By Koh Gui Qing and Elizabeth Howcroft
NEW YORK/PARIS (Reuters) -U.S. stocks briefly hit record highs on Friday before reversing course to trade lower, after data showing U.S. job growth cooled in August led investors to double down on bets that the Federal Reserve might cut interest rates later this month, maybe by as much as 50 basis points.
Speculation that the Fed might lower rates more aggressively caused Treasury yields to nosedive and knocked the U.S. dollar lower, but drove gold to a new record high that approached $3,600 per ounce.
Lower interest rates, which could lead to lower borrowing costs for businesses, are generally seen to be a boon to equity markets. Gold, which does not pay interest, also tends to shine when rates are low and uncertainty is high.
"This number today puts a 50-basis-point rate cut at the next meeting back on the table," Art Hogan, a strategist at B Riley Wealth Management in Boston, said about the Fed's upcoming policy meeting on September 17. "More significantly, I think 75-basis-point before the end of the year is now pretty much of a lock."

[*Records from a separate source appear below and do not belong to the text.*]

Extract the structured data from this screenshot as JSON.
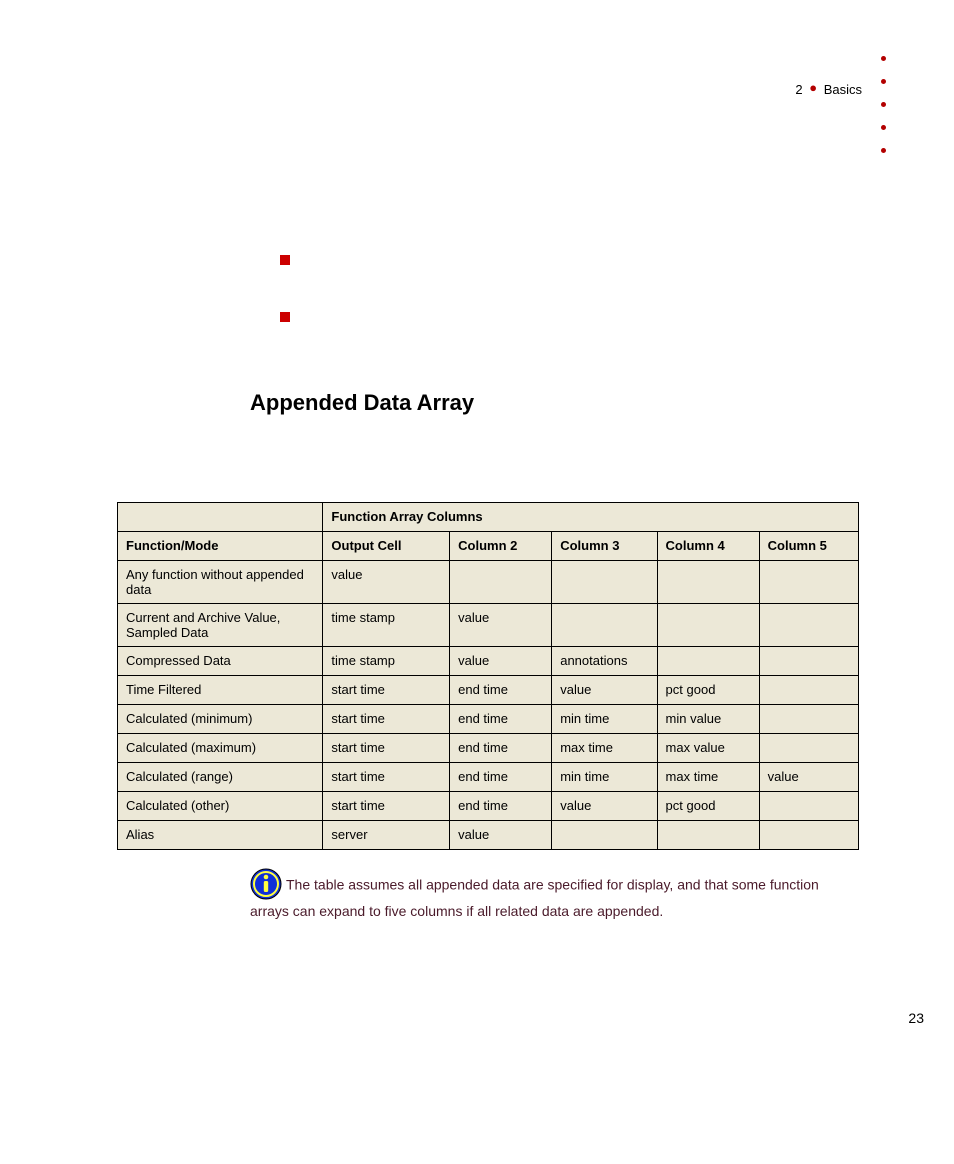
{
  "header": {
    "chapter_number": "2",
    "chapter_title": "Basics"
  },
  "section_title": "Appended Data Array",
  "table": {
    "super_header_empty": "",
    "super_header_span": "Function Array Columns",
    "headers": [
      "Function/Mode",
      "Output Cell",
      "Column 2",
      "Column 3",
      "Column 4",
      "Column 5"
    ],
    "rows": [
      [
        "Any function without appended data",
        "value",
        "",
        "",
        "",
        ""
      ],
      [
        "Current and Archive Value, Sampled Data",
        "time stamp",
        "value",
        "",
        "",
        ""
      ],
      [
        "Compressed Data",
        "time stamp",
        "value",
        "annotations",
        "",
        ""
      ],
      [
        "Time Filtered",
        "start time",
        "end time",
        "value",
        "pct good",
        ""
      ],
      [
        "Calculated (minimum)",
        "start time",
        "end time",
        "min time",
        "min value",
        ""
      ],
      [
        "Calculated (maximum)",
        "start time",
        "end time",
        "max time",
        "max value",
        ""
      ],
      [
        "Calculated (range)",
        "start time",
        "end time",
        "min time",
        "max time",
        "value"
      ],
      [
        "Calculated (other)",
        "start time",
        "end time",
        "value",
        "pct good",
        ""
      ],
      [
        "Alias",
        "server",
        "value",
        "",
        "",
        ""
      ]
    ]
  },
  "note_text": "The table assumes all appended data are specified for display, and that some function arrays can expand to five columns if all related data are appended.",
  "page_number": "23"
}
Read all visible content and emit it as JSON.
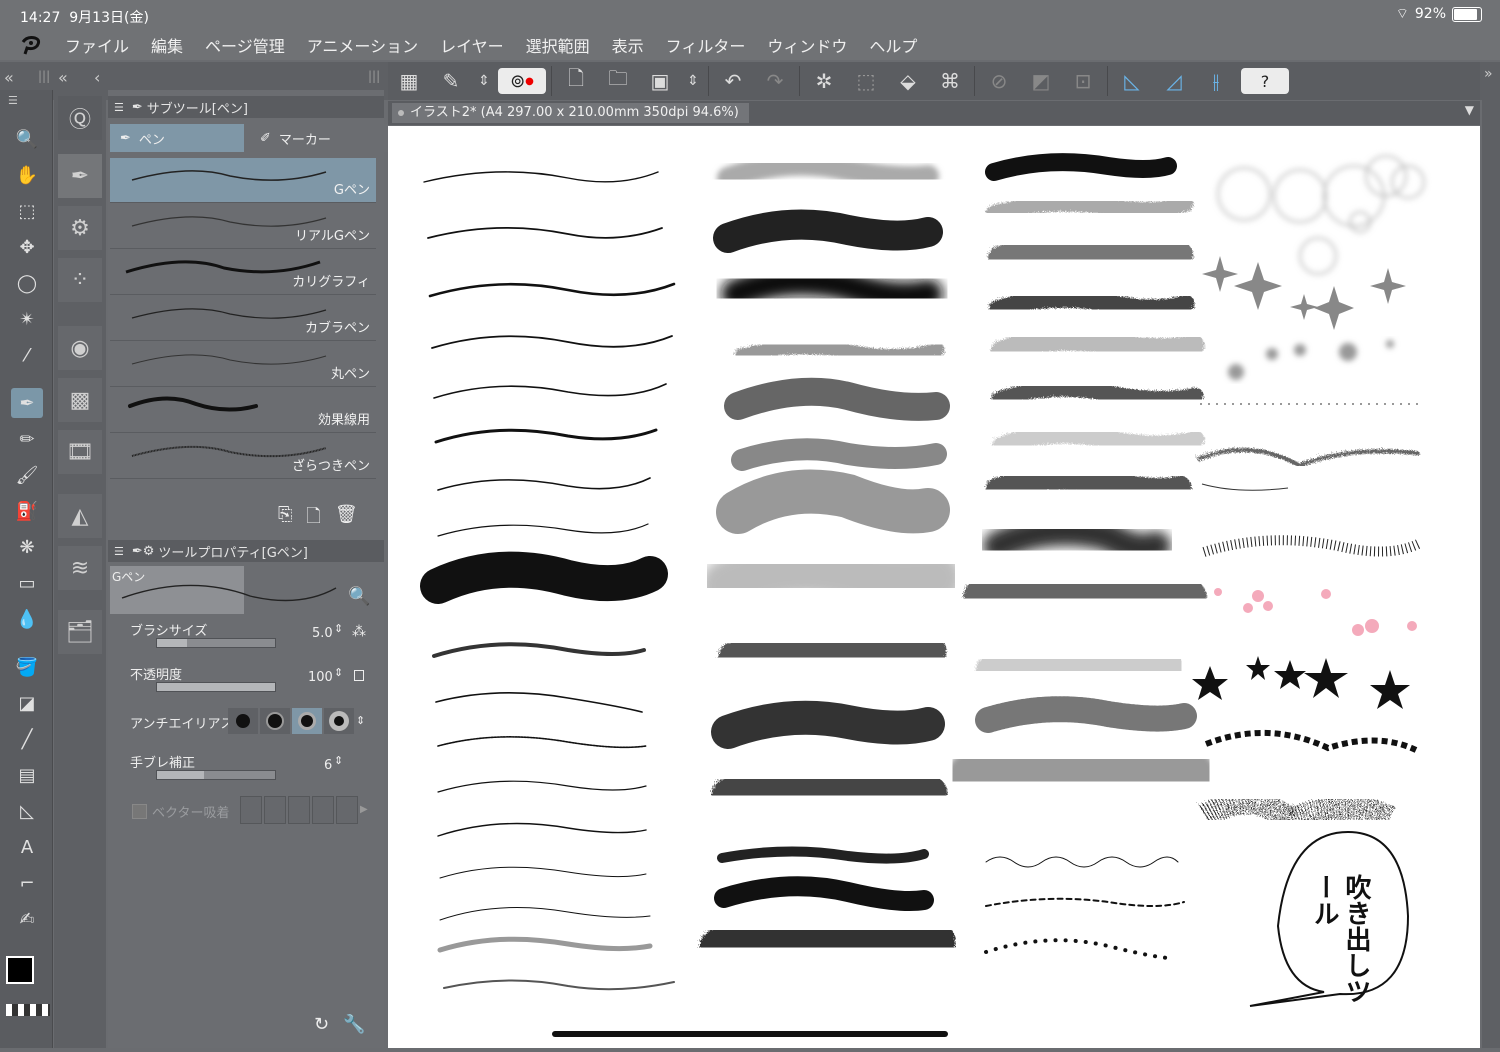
{
  "status": {
    "time": "14:27",
    "date": "9月13日(金)",
    "battery": "92%"
  },
  "menu": [
    "ファイル",
    "編集",
    "ページ管理",
    "アニメーション",
    "レイヤー",
    "選択範囲",
    "表示",
    "フィルター",
    "ウィンドウ",
    "ヘルプ"
  ],
  "document": {
    "tab_title": "イラスト2* (A4 297.00 x 210.00mm 350dpi 94.6%)"
  },
  "subtool_panel": {
    "title": "サブツール[ペン]",
    "tabs": [
      "ペン",
      "マーカー"
    ],
    "brushes": [
      "Gペン",
      "リアルGペン",
      "カリグラフィ",
      "カブラペン",
      "丸ペン",
      "効果線用",
      "ざらつきペン"
    ],
    "selected": 0
  },
  "tool_property": {
    "title": "ツールプロパティ[Gペン]",
    "preview_label": "Gペン",
    "brush_size": {
      "label": "ブラシサイズ",
      "value": "5.0",
      "level": 0.25
    },
    "opacity": {
      "label": "不透明度",
      "value": "100",
      "level": 1.0
    },
    "antialias": {
      "label": "アンチエイリアス"
    },
    "stabilization": {
      "label": "手ブレ補正",
      "value": "6",
      "level": 0.4
    },
    "vector_snap": {
      "label": "ベクター吸着"
    }
  },
  "speech_bubble": {
    "text": "吹き出しツール"
  },
  "colors": {
    "accent": "#7f97a7",
    "panel": "#6b6d71",
    "bg": "#5e6064"
  }
}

U.S. data showed nonfarm payrolls increased by only 22,000 jobs last month after rising by an upwardly revised 79,000 in July, missing forecasts for a gain of 75,000 positions.
The S&P 500 Index hit a record high of 6,532.65 points in early trade before pulling back to be down 0.32%. The Dow Jones Industrial Average also hit a record high in the first few minutes of the trading day before retreating 0.5%, while the Nasdaq Composite Index finished unchanged. [.N]
In line with expectations of lower rates, the two-year Treasury yield was last down 6.4 basis points at 3.5277%, while the benchmark 10-year yield sagged 8.3 basis points to 4.0934%. [US/]
Lower Treasury yields weighed on the U.S. dollar, with the dollar index down 0.5% at 97.747. A softer dollar helped to support the euro, which rose 0.6% at $1.17625. [USD/]
In Europe, the STOXX 600 was down 0.2%, the FTSE 100 was unchanged, and France's CAC 40 lost 0.3%. Muted equity performance across the board led the MSCI World Equity Index to finish just 0.13% higher.
"The warning bell that rang in the labor market a month ago just got louder," Olu Sonola, head of U.S. economic research at Fitch Ratings in New York, said in reference to the U.S. labor market. "A weaker-than-expected jobs report all but seals a 25-basis-point rate cut later this month."
Fed Chair Jerome Powell had already reinforced rate cut speculation with an unexpectedly dovish speech at last month's Fed symposium in Jackson Hole.
Market sentiment has recovered in recent days after global stocks fell earlier this week and long-dated bond yields in Europe hit their highest in years, as investors became concerned about the state of various countries' finances, particularly Britain and France.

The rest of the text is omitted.